One thing I’ve loved in my current work is the chance to pass through Amsterdam once or twice a year, depending on length of assignment and timing of planning meetings, etc. Seeing a city regularly over several years, for visits ranging from one or two days to longer than a week, gives a sense of familiarity that also causes me to dig down and try to find details and nuances in buildings, streets, canals, that I might not have noticed before. On my most recent visit, in mid September, I sadly didn’t take my camera out with me on the two or three sunniest days, and many of the others I was just too tired after a long working day to capture much. Still, I did get out and note a new element or two in obscure corners and famous landmarks that might interest my loyal friends and readers here at smw, slt… It’s an endlessly wonderful walking city when the weather’s at least reasonable, and rewards careful slow enjoyment in the quiet side streets and unusual corners.

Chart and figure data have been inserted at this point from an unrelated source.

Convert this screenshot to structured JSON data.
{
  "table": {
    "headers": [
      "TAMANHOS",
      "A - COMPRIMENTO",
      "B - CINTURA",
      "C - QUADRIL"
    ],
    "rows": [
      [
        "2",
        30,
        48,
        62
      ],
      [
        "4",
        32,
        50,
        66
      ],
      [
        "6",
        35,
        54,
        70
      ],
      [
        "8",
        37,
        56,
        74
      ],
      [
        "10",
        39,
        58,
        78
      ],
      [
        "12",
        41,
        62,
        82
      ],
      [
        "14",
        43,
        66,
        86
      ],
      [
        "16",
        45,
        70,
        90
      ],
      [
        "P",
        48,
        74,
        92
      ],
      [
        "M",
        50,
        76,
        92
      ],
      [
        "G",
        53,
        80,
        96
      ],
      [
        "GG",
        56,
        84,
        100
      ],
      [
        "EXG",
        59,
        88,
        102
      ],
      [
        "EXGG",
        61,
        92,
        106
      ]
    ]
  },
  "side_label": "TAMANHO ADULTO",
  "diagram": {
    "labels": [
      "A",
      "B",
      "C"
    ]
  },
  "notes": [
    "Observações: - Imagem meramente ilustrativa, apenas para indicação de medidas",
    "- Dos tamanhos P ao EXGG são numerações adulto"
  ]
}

smw, slt has been back in Europe for a bit more than a week, first for a week+ of intensive, big-idea, stimluating meetings with colleagues from around the world – the kinds of meetings that renew one’s pride in the organization one works for, and one’s respect for the colleagues pursuing that work all over everywhere. Mornings I went running a few times, evenings I enjoyed the longer evening daylight to take in some concerts and enjoy the freedom to roam the streets at will. Amsterdam: a city I’ve come to know better each time I’ve visited it since starting to work with the operational centre based there, back in 2009. I’ve shown some views of it before, but this time I’m caputirng a few new areas I don’t think I’ve shown you before. Hope you enjoy. 🙂At the very top is a morning-run shot from Flevopark on the eastern edge of the main city part of Amsterdam; the others above here are of the newly-reopened (after major renovation; haven’t yet been inside…) Rijksmuseum and museum plein park of which it and the Van Gogh Museum are cornerstones.
This sequence of shots is trying to illustrate the range of different kinds of intersections one encounters, constantly, in Amsterdam – canal with canal, canal with street, street with strangely angled (due to canal) street, canal with street with buliding with canal…it’s quite amazing, really.
…this is the southern edge of Museum Plein, across from which is the Royal Concertgebouw about which more below.
…Amsterdam can be a quirky city, from its interesting street art and sculputre scattered here and there to bikes, which its inhabitants take v e r y seriously: the bike is king in Amsterdam as the car is king in LA.
Above and below, more examples of gorgeous Dutch brick building works. (The one above is the first central prodessing facility for pressurized natural gas pipelines, if I understood correctly – i.e. the first time gas came into homes not in bottles but the way most developed-worlders know it now.)
If you look closely you will note that there’s a house boat hidden behind those plants. It was hard to capture in the shot but I decided to show it anyway – I assume the plantings all around it mean it’s pretty much never moved any more but I could be dead wrong. And below, my ode to the nature that crops up surprisingly around Amsterdam.
About the Concertgebouw: after college I lived in NYC and felt very grown up listening to classical music on WNYC, back when they had more music programming. For the life of me I can’t remember the lady’s name b/c Sarah Vowell of more-contemporary public-radio fame has drowned her out, but I do think it was a Sarah someone or other and she’d often play things recorded by the Royal Concertgebouw Orchestra. Hearing it on the radio and not knowing anything about Dutch I didn’t understand it just means royal concert hall…but I loved my monring radio, and had never been inside the building until this visit where I went wild with three concerts including one by the eponymous orchestra itself. It’s a lovely building so I got carried away with the shots in different weather conditions hehe.